Article from Issue 206/2018
Author(s):

Open source communities need equal rights.

Opinion

The Universal Donor

A few people reacted negatively to my article on why Public Domain Software (PDS) is broadly unsuitable for inclusion in a community open source project. Most argued that because public domain gave them the rights they need where they live (mostly the USA), I should not say it was wrong to use it.

That demonstrates either parochialism or a misunderstanding of what public domain really means. It should not be used for the same reason code known to be subject to software patents should not be used – namely that only code that, to the best efforts possible, can be used by anyone, anywhere, without the need to ask permission (e.g., by buying a patent license) or to check if it's needed (e.g., is that PDS code public domain here?) to be used in an open source project. Public domain fails the test for multiple reasons: global differences in copyright terms, copyright as an unalienable moral rather than as a property right, and more.

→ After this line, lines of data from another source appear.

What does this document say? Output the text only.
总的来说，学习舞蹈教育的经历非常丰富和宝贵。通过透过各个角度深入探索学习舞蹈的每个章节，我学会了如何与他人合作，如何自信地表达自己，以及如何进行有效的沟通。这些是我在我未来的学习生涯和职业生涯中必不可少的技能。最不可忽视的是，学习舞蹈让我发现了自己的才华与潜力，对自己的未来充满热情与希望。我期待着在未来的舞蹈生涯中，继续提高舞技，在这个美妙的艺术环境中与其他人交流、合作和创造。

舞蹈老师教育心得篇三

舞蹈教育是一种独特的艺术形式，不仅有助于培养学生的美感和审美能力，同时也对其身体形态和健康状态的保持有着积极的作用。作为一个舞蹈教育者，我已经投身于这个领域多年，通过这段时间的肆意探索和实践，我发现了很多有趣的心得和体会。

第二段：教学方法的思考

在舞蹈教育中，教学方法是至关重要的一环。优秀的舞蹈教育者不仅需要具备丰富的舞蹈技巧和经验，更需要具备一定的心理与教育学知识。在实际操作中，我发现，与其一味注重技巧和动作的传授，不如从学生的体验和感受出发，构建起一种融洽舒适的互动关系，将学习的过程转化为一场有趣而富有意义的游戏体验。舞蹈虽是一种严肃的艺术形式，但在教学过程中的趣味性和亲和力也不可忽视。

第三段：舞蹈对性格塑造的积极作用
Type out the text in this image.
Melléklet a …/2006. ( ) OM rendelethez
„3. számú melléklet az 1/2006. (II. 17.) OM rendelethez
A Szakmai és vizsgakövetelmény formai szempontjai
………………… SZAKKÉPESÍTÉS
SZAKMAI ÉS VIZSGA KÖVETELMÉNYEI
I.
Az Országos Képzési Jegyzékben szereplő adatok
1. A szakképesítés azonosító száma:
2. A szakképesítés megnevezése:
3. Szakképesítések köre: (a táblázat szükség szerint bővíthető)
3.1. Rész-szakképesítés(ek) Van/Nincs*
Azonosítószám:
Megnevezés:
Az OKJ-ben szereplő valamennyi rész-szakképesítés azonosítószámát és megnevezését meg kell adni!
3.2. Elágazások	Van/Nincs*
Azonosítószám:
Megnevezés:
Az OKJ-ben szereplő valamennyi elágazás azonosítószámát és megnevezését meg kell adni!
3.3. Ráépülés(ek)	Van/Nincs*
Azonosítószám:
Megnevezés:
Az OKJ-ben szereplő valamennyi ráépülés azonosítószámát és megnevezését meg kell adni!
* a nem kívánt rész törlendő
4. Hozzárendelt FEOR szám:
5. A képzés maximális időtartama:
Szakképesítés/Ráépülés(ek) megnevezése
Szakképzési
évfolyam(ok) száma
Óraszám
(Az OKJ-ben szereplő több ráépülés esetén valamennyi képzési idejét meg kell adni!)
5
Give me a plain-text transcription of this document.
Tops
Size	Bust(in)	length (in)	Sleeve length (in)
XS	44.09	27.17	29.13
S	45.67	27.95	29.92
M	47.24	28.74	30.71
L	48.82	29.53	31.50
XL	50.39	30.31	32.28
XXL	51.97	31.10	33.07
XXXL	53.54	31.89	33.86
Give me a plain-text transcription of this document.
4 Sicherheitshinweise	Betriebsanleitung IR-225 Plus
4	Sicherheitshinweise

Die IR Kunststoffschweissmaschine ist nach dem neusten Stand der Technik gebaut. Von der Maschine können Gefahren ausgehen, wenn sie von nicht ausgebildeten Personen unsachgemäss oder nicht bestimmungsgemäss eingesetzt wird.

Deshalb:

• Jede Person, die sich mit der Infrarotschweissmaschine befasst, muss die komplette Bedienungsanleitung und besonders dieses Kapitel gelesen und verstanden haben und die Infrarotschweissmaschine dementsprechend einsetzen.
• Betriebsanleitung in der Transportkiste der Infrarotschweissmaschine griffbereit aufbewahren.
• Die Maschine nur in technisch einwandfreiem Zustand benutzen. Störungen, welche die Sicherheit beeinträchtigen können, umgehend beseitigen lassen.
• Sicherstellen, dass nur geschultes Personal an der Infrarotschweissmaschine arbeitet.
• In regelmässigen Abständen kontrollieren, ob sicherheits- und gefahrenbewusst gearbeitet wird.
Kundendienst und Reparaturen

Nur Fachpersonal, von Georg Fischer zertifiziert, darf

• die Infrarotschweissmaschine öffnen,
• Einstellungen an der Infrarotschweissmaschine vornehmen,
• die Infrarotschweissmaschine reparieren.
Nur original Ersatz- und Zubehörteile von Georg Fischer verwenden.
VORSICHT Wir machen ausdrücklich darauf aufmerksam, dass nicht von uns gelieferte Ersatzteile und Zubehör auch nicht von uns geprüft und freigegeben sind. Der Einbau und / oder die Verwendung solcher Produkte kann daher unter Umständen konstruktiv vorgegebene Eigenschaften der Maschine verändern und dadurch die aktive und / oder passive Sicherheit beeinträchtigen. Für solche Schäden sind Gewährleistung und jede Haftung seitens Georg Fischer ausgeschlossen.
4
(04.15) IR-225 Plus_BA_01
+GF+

Yes, public domain may give you the rights you need. But in an open source project, it's not enough for you to determine you personally have the rights you need. In order to function, every user and contributor of the project needs prior confidence that they can use, improve, and share the code, regardless of their location or the use to which they put it. That confidence also has to extend to their colleagues, customers, and community as well.

Some members of the Apache Software Foundation (ASF) describe this condition as "being a universal donor" of software. The ASF has rigorous rules concerning the licensing of all the software they maintain. They require contributors to confirm the originality or prove origin of their contributions and to grant to the ASF as a legal entity unrestricted copyright and patent rights. They prohibit use of licenses that might require code recipients to take further licensing actions – this even means banning some OSI-approved licenses such as the GPL.

They have recently also banned use of additional patent statements that modify rights under otherwise acceptable licenses (the recent Facebook example was the origin of this). They permit public domain code, but only after a large amount of due diligence to ensure everyone has the necessary rights. Their goal is to ensure all known obstacles to use, improvement, and sharing are removed in advance, so that their own community can innovate freely and so that unknown others can freely use Apache code.

PDS per se breaks this condition of being a universal donor. While there is a good chance that many contributors will discover they have sufficient rights, the problem is that every one of them has to make their own local determination. That breaks the community. It's not enough that you have the rights you need; in a community, everyone needs those rights, and by including public domain code, you give everyone a burden rather than a benefit.

The Author

Simon Phipps is a board member of the Open Source Initiative, the Open Rights Group, and The Document Foundation (makers of LibreOffice).